The victims are first dehumanised, although usually not in such a clinical fashion as Singer does when he equates humans with great apes and replaces the sanctity of human life with an evaluation of the individual’s “rationality, autonomy, and self-consciousness”. The disturbing proximity of Singer’s defence of infanticide and eugenics explains why he is persona non grata in Germany.

The philosophy that leads Singer to these and other anti-human conclusions—a form of utilitarianism—is rooted in an autistic faith in rationality at the expense of feelings of empathy and compassion. In Singer’s utilitarianism there is nothing inherently good or bad; there are only decisions based on the assessment of preferences.

Singer’s philosophy is the same bloodless moral calculus that underpins free market economics. The same ultra-rationality that justifies the killing of defective infants also allows neoclassical economists to argue that it makes perfect sense for rich countries to dump their lethal toxic waste in poor countries where the value of life is lower, as former US Treasury Secretary Lawrence Summers did when he was chief economist at the World Bank.

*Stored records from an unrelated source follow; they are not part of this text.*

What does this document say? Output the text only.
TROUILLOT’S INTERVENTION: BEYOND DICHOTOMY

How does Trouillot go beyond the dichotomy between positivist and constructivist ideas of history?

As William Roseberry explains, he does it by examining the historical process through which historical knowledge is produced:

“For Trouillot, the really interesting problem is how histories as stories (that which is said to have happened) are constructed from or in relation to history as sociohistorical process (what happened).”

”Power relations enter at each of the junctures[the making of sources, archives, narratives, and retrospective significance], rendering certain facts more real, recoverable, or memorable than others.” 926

Professor Singer has a right to be heard and the fact that his views are contrary to the shared ethical sentiments of Australian society should not in itself disqualify him from official recognition. But the weird glossing over of his cold-blooded views is hard to comprehend when the same views expressed by others are met with widespread condemnation.

It is one thing to regard Singer’s defence of infanticide and bestiality as provocative contributions to public debate; yet if Cory Bernardi has been spurned by respectable society because he used the near-universal revulsion at bestiality to smear a social group, why has respectable society given legitimacy to Singer’s support for bestiality by bestowing on him its highest form of official esteem?